# Webber guarantees Championship?



## Sean (Jun 7, 2002)

"We've got 10 games left in the season, and if we win 10 games in a row, I'm going to guarantee us a championship."

http://www.dailynews.com/Stories/0,1413,200~25388~2039855,00.html


----------



## KokoTheMonkey (Aug 4, 2003)

It's not really a guarentee, even though he does say the word guarantee.  




Let me explain. First, he says "*IF* we win 10 games in a row". If he said we will win 10 games in a row and the championship, then I would call it a guarantee. 



However, that's like me "guaranteeing" I will make it to the NBA:"If I was 7'0 tall, I guarantee I would be in the NBA."


----------



## aboveallodds24 (Sep 22, 2003)

did he say this before or after last nights raping???


----------



## Sean (Jun 7, 2002)

he said it after last night's game.


----------



## Sean (Jun 7, 2002)

> Originally posted by <b>KokoTheMonkey</b>!
> 
> Let me explain. First, he says "*IF* we win 10 games in a row". If he said we will win 10 games in a row and the championship, then I would call it a guarantee.


No need to explain, I know what he said.


----------



## GB (Jun 11, 2002)




----------



## GNG (Aug 17, 2002)

If the Grizzlies win all their remaining games and every game in the playoffs, then I'm going to guarantee a championship.


----------



## Peja Vu (Jun 9, 2002)

> Originally posted by <b>rawse</b>!
> If the Grizzlies win all their remaining games and every game in the playoffs, then I'm going to guarantee a championship.
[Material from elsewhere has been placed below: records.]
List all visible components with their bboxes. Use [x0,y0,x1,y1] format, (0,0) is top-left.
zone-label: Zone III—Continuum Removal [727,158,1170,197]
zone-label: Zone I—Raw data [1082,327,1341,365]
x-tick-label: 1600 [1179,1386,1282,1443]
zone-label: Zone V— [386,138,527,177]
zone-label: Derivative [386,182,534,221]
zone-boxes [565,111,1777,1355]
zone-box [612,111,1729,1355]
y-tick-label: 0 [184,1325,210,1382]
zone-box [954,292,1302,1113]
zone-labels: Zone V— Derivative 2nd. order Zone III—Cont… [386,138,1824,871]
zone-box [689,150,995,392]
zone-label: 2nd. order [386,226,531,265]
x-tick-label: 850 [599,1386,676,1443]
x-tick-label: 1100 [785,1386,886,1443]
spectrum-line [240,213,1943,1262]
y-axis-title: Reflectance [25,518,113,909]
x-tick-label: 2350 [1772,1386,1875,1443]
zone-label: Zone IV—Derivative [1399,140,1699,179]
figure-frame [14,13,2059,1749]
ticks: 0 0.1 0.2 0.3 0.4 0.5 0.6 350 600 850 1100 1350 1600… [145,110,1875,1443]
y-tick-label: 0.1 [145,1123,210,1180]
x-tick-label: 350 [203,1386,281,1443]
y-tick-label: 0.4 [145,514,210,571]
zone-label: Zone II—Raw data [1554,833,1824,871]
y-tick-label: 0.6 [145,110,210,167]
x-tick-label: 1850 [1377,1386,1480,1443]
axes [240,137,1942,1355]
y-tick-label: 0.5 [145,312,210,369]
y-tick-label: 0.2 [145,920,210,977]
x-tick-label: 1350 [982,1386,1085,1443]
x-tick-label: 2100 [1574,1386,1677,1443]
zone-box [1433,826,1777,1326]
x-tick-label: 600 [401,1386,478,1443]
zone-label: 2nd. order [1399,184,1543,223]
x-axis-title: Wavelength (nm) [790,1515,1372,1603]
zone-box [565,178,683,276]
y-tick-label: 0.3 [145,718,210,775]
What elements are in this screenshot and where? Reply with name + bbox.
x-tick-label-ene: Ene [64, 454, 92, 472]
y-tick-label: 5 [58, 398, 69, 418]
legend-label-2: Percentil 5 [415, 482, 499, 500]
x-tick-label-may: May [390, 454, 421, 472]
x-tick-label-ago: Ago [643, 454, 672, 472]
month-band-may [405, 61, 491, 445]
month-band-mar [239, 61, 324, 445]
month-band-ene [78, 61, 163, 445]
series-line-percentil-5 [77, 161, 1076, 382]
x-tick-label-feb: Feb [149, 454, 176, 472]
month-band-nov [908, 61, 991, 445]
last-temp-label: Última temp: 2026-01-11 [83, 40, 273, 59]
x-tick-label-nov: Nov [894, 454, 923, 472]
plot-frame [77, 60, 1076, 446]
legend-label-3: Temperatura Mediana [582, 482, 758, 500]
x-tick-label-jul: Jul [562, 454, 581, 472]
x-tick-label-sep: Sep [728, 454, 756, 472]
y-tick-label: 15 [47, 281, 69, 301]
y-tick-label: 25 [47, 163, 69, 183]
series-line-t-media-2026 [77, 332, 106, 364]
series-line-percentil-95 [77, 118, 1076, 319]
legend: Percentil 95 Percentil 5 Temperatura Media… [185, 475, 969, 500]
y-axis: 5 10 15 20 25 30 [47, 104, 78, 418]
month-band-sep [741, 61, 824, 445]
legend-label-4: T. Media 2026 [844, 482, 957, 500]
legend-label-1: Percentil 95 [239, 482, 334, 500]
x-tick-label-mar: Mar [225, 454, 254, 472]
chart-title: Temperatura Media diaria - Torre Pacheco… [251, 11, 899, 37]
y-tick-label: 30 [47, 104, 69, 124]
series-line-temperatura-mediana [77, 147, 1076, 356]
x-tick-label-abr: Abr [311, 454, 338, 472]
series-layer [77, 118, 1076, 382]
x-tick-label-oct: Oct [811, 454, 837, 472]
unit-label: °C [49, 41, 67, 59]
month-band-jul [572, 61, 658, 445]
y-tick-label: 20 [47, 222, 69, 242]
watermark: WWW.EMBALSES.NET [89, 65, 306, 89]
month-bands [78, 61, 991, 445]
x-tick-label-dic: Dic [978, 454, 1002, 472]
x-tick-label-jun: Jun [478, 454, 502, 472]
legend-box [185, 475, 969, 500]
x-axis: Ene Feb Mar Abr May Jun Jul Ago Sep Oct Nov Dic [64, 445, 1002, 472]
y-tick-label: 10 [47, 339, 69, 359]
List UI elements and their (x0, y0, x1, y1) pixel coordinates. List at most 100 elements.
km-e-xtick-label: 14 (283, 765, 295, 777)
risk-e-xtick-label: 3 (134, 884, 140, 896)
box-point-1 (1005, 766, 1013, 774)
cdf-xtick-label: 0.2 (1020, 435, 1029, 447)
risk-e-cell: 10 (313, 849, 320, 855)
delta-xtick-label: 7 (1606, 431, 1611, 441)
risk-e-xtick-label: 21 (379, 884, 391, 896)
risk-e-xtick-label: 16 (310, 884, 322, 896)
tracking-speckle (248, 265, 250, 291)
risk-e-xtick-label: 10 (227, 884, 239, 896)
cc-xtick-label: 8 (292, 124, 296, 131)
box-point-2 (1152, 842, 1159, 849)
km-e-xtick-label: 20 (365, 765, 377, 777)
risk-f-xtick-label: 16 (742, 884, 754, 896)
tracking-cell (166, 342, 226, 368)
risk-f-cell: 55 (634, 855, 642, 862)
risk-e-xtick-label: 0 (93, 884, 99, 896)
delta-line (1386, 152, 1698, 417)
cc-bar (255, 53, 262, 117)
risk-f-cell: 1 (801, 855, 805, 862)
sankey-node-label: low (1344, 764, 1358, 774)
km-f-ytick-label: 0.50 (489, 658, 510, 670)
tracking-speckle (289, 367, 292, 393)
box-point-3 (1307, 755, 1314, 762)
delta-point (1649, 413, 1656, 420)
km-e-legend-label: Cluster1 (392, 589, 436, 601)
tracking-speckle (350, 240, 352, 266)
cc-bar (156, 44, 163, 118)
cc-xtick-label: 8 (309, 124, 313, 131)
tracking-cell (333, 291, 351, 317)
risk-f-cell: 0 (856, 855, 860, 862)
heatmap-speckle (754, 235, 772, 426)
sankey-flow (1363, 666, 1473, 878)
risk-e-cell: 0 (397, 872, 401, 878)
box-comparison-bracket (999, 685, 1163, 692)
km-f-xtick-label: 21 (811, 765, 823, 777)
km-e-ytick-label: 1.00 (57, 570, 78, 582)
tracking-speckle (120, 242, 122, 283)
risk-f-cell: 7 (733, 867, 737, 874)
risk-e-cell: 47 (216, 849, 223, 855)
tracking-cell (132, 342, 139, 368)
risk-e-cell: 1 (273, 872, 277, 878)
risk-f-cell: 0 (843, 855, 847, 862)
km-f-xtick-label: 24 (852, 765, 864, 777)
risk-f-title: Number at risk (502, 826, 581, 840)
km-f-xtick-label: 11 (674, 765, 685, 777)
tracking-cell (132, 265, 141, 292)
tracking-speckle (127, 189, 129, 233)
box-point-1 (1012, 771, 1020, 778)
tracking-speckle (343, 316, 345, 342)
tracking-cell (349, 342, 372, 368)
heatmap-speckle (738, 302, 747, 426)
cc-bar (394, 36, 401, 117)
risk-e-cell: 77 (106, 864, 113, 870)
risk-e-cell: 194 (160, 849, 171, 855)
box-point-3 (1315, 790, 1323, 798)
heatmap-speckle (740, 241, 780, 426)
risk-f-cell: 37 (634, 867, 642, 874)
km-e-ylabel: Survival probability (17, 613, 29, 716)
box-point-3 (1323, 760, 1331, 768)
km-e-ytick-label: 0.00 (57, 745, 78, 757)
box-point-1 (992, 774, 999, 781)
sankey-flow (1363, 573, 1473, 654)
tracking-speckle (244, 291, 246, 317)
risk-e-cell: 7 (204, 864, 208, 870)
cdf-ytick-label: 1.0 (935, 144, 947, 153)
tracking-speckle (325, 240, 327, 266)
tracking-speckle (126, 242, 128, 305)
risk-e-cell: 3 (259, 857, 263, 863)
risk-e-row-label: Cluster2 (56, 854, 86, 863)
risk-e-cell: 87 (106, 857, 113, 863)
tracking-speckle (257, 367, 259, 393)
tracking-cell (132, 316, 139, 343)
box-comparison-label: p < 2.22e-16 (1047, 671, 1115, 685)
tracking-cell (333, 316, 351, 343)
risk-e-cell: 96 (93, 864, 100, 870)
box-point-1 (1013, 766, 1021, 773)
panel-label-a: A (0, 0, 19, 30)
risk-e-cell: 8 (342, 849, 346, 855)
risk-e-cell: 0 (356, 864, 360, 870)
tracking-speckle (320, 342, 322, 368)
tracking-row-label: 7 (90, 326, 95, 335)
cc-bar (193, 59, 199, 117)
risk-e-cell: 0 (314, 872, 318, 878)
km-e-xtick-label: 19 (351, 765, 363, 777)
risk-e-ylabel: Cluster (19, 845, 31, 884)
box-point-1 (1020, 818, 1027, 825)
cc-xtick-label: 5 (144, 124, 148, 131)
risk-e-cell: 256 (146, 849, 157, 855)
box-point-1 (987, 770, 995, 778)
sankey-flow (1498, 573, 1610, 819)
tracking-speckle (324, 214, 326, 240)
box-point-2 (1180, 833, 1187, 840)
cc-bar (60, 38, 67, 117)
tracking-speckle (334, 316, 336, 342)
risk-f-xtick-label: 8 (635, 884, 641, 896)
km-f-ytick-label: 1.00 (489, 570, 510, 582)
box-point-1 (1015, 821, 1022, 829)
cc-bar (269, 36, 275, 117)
Even as a Kings fan, I have to agree with you on this one


----------



## Rudeezy (Dec 28, 2003)

I really hope the Kings win their final 10 games now.


----------



## DaUnbreakableKinG (Jun 28, 2003)

> Originally posted by <b>aboveallodds24</b>!
> did he say this before or after last nights raping???


can you explain what you mean by raping????


----------



## Hibachi! (Sep 18, 2003)

Kings need that kind of swagger... They sure have lacked it as of late... I dunno whos gonna get them started again, but they better get it done fast


----------



## aboveallodds24 (Sep 22, 2003)

last night they got dismantled by the lakers... yes after the first quarter they held their own but they couldnt gain anything on the lakers lead... that is what i mean


----------



## Peja Vu (Jun 9, 2002)

He has guaranteed a champioinship before, now it is time to put up or shut up.


----------



## Hibachi! (Sep 18, 2003)

> Originally posted by <b>Peja Vu</b>!
> He has guaranteed a champioinship before, now it is time to put up or shut up.


Yup...


----------



## JT (Mar 1, 2004)

what the hell? i have to speak to webber's dopeman, tell him to stop supplying chris before games.


----------



## shyFX325 (Jul 28, 2002)

what a stupid thing to say.


----------



## comptons (May 30, 2002)

> Originally posted by <b>shyFX325</b>!
> what a stupid thing to say.


Okay. . .  

Webber is a warrior. He is going to put this team on his back again and carry them to a championship. People just need to chill out. Kings were going to take a slight step back just from Chris Webber's return from injury and not having his legs under him. But not only has Webber returned and still is a step slow, Peja has hit a wall (and don't say it's cuz of Webber because he looks tired,) Vlade looks burnt out, Brad Miller is banged up, and Bobby Jackson is still out. Webber is the ultimate team player. He is the guy that will win you guys the a championship. He'll have his legs back and be fresh in the playoffs while a lot of other players are wearing down from the rigorous season.


----------



## Dre (Jun 20, 2003)

And so if the Kings lose tommorow, they're going golfing on Monday. 

This  is not even playing good, and he gurantees a championship? After a loss to a team (for the moment) seeded lower to him? I think criteria for a champion actually involves being good. And beating teams you're better than. He should at least wait til he has a big game or something. This is a dumb statement.


----------



## comptons (May 30, 2002)

> Originally posted by <b>dre1218us</b>!
> And so if the Kings lose tommorow, they're going golfing on Monday.
> 
> This  is not even playing good, and he gurantees a championship? After a loss to a team (for the moment) seeded lower to him? I think criteria for a champion actually involves being good. And beating teams you're better than. He should at least wait til he has a big game or something. This is a dumb statement.


I hope bashing Webber makes you feel more secure about your team.


----------



## Dre (Jun 20, 2003)

> Originally posted by <b>comptons</b>!
> 
> 
> I hope bashing Webber makes you feel more secure about your team.


I'd say the same thing if a Maverick had said that, in the midst of our current troubles. When it comes to saying stupid stuff, I'm not biased. And I've had plenty of practice with it, listening to Marc Cuban sometimes.


----------